L’agent comme superoutil : une nouvelle grammaire du travail

Comme le souligne Michael Mignano (Lightspeed), nous sortons de l’ère du copilote passif. L’agent devient un « superoutil », qui ne se contente plus de répondre, mais façonne l’organisation, anticipe les besoins, interagit avec les systèmes, et structure la manière dont une entreprise apprend et s’adapte.

Dans ce nouveau contexte, les entreprises qui réussiront seront celles qui sauront connecter des agents spécialisés à des données spécifiques, dans un écosystème cohérent, pilotable, auditable.

Défi majeur : la mémoire contextuelle

La mémoire des agents reste aujourd’hui fragmentée. Chaque interaction est souvent traitée isolément. CB Insights insiste sur l’importance du « context engineering » : unifier les signaux issus de l’email, du CRM, des supports, des usages SaaS, pour que l’agent dispose du bon contexte au bon moment.

Des startups comme Letta, LlamaIndex ou Zep AI cherchent à bâtir ces couches contextuelles. L’enjeu : créer une mémoire interopérable, continue, transparente et gouvernable. Une mémoire qui n’est pas seulement technique, mais organisationnelle.

Risques systémiques et enjeux de régulation

L’autonomisation des agents pose des questions éthiques et systémiques. Comment garantir qu’un agent, laissé seul dans un système critique, n’induira pas de comportement erratique ? Comment auditer une décision prise par un enchaînement d’agents en cascade ?

CB Insights ne minimise pas ces risques. Le rapport suggère que le développement des couches de surveillance — observability, auditabilité, explainability — devra précéder toute généralisation des agents à fort degré d’autonomie. La régulation devra s’ajuster à cette nouvelle couche algorithmique de la décision.

Vers une intelligence d’organisation augmentée

L’agent IA n’est pas qu’un outil. Il redéfinit l’organisation. Dans les entreprises pionnières, il évolue en un partenaire cognitif. Il apprend, mémorise, analyse, agit, coopère. Il devient un catalyseur d’adaptation, un vecteur d’innovation et un facteur de transformation culturelle.

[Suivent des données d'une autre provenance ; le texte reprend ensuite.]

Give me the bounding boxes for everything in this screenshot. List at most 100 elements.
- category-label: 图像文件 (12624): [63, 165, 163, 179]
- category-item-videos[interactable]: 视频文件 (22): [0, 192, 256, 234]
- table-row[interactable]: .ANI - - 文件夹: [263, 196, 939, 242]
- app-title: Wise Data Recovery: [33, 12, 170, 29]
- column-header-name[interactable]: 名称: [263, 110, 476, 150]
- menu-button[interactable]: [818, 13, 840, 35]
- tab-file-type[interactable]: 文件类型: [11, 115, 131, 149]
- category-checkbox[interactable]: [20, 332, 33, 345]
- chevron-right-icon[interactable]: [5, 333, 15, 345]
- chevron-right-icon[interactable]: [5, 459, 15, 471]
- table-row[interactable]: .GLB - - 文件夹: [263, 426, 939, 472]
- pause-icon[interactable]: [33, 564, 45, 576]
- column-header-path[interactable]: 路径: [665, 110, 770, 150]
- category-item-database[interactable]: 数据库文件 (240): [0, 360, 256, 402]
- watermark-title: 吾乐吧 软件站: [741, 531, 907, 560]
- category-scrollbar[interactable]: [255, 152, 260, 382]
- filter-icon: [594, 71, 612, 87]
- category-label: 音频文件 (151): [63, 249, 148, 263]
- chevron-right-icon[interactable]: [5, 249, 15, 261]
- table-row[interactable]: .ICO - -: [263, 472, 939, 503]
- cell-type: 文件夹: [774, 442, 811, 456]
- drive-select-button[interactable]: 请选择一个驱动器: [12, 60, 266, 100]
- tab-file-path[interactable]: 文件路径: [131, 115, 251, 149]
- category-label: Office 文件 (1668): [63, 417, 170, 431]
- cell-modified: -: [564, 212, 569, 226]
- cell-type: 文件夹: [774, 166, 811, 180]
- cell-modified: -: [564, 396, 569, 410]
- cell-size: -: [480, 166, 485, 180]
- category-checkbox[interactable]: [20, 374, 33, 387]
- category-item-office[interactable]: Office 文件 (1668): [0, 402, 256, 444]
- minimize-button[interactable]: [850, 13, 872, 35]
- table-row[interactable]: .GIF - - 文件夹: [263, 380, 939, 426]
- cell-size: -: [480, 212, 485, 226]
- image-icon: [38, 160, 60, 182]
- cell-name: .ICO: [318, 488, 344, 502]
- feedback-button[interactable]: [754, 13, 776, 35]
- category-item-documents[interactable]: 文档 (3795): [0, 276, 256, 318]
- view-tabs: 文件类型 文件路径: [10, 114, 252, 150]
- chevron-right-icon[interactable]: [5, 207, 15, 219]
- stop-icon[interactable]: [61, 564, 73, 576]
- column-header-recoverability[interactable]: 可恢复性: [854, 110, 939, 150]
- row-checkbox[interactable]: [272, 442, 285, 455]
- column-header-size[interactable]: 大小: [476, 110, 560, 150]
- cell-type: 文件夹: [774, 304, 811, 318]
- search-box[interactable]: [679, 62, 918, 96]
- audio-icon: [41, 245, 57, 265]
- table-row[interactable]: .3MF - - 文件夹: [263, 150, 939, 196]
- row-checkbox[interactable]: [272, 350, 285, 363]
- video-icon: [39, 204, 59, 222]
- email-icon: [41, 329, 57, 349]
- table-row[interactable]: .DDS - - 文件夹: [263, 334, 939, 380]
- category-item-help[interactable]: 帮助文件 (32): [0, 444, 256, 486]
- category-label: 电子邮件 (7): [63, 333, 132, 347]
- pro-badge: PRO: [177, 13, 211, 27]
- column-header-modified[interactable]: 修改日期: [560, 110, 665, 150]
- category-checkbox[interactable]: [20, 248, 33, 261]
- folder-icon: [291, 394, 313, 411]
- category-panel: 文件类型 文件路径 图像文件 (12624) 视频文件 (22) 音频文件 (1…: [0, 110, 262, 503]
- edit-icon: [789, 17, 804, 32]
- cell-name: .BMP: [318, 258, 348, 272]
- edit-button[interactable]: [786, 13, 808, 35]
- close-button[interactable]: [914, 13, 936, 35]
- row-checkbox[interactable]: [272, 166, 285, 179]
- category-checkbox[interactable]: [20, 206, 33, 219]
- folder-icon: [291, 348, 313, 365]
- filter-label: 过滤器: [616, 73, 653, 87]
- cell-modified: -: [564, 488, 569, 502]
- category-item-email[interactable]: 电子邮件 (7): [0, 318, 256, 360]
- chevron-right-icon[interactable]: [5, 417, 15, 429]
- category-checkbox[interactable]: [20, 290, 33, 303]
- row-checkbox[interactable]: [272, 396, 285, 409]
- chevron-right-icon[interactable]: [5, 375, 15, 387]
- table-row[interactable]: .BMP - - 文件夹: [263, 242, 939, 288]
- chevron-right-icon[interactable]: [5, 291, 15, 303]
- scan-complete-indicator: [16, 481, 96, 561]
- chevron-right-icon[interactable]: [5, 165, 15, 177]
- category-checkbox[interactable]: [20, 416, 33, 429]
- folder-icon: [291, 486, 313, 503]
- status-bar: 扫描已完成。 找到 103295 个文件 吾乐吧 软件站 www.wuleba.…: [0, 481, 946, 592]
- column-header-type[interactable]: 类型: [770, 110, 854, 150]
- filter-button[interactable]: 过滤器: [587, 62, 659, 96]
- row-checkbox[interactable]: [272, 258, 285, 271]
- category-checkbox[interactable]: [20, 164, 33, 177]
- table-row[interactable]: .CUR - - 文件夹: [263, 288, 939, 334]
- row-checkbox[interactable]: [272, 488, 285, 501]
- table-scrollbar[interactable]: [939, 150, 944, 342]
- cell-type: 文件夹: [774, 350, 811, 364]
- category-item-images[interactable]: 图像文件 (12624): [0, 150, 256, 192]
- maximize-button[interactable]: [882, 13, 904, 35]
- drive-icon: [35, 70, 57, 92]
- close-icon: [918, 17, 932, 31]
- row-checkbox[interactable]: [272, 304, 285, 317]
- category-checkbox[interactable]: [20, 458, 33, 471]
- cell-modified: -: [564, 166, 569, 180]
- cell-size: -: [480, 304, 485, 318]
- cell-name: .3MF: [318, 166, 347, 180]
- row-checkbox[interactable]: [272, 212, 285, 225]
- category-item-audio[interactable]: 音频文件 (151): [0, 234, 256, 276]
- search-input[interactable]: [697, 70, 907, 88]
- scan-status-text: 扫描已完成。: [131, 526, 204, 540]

L’entreprise qui réussira ne sera pas celle qui adopte des agents génériques, mais celle qui saura orchestrer un réseau d’agents sur mesure, construits autour de ses métiers, de ses flux, de ses données.

Une économie façonnée par les agents

Comme le conclut Manlio Carrelli (CEO de CB Insights) : « L’avantage concurrentiel ne réside pas dans l’IA, mais dans sa capacité à être opérationnalisée. » Le futur ne sera pas déterminé par les modèles, mais par leur insertion dans des architectures métiers.

Les agents IA sont déjà à l’œuvre. Ils transforment la manière dont nous codons, recrutons, répondons, décidons. Demain, ils redessineront les chaînes de valeur. Ceux qui comprendront les règles de cette nouvelle économie agentique en écriront l’avenir.

 

Référence

CB Insights (2025). “AI Agent Bible : The ultimate guide to agent disruption”.
Disponible via CB Insights Business Graph. Publié en mars 2025.